Bresson et Lumière


Né en 1901, mort en 1999, Robert Bresson épousa les contours du XXe siècle autant que ceux de son art. S'il fut un temps le doyen des cinéastes français, sa réputation d'austérité formelle, d'intransigeance rigoureuse et de réserve hautaine contribuèrent à dresser de son élégante personne cachemirée l'image d'un théoricien roide. À tort, à raison…

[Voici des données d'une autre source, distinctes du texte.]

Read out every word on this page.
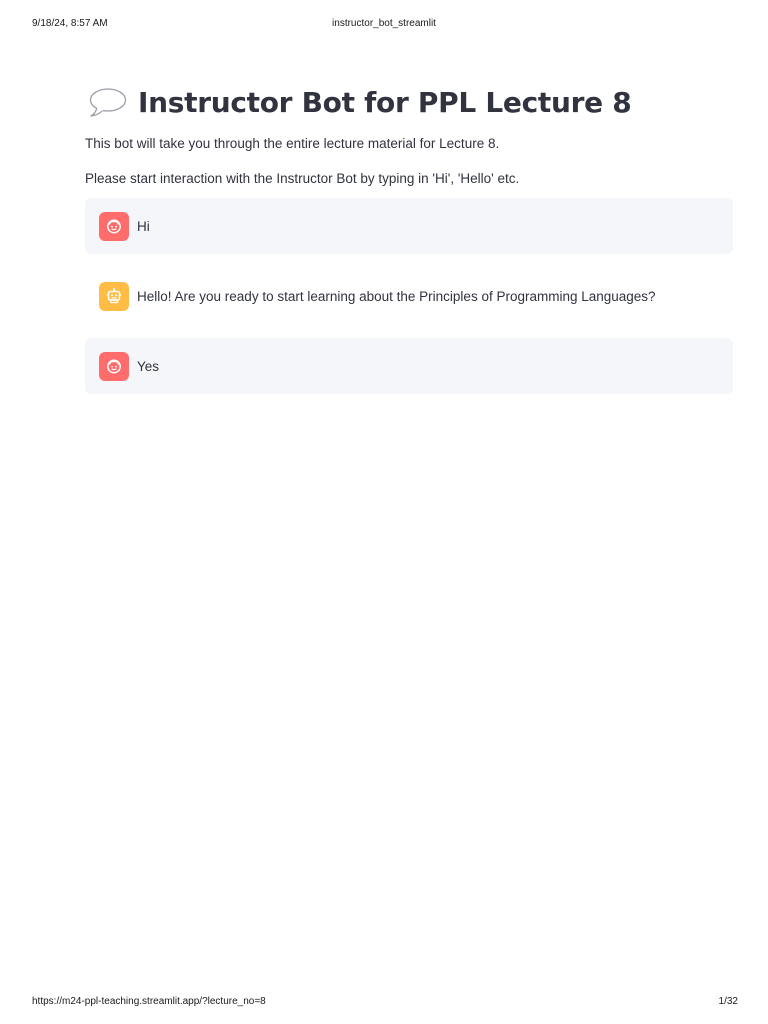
9/18/24, 8:57 AM	instructor_bot_streamlit
Instructor Bot for PPL Lecture 8

This bot will take you through the entire lecture material for Lecture 8.

Please start interaction with the Instructor Bot by typing in 'Hi', 'Hello' etc.

Hi
Hello! Are you ready to start learning about the Principles of Programming Languages?
Yes
https://m24-ppl-teaching.streamlit.app/?lecture_no=8	1/32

À la veille des vingt ans de sa disparition, une grande partie de son œuvre — qui, à l'instar de Kubrick, ne compte que 13 titres — a bénéficié d'une restauration rendant justice à son exigence comme à ses méthodes. Pour Bresson en effet, le “cinématographe“ (nettement distingué de son apocope, ce “cinéma“ qu'il abhorrait) était davantage qu'un langage neuf : un art inédit devant s'affranchir de tous les autres en s'inventant des techniques propres de jeu, de récit, d'esthétique.

La maison des inventeurs du cinématographe est donc toute trouvée pour accueillir cette rétrospective en douze stations cardinales : des Anges du péché (1943) à L'Argent (1983), c'est une œuvre marquée par l'introspection spirituelle et le détachement de la chose matérielle, ce poison qui leste les destinées terrestres et parasite les rapports humains. La chair y est parfois désincarnée ; le verbe use de la parole et des comédiens — ou plutôt, des “modèles“, selon l'expression bressonnienne consacrée — comme d'un véhicule insolite. La machination sentimentale (Les Dames du bois de Boulogne), le suspense minimaliste et chuchoté (Un condamné à mort s'est échappé), la métaphysique à hauteur d'homme d'église (Journal d'un curé de campagne), de paysanne (Mouchette), ou d'âne (Au hasard Balthazar) ; quel que soit le sujet ou l'époque choisie, une formidable modernité rend chacun de ses films à l'épure ascétique contemporain du temps de sa projection. Les voici tous à présent de 2018.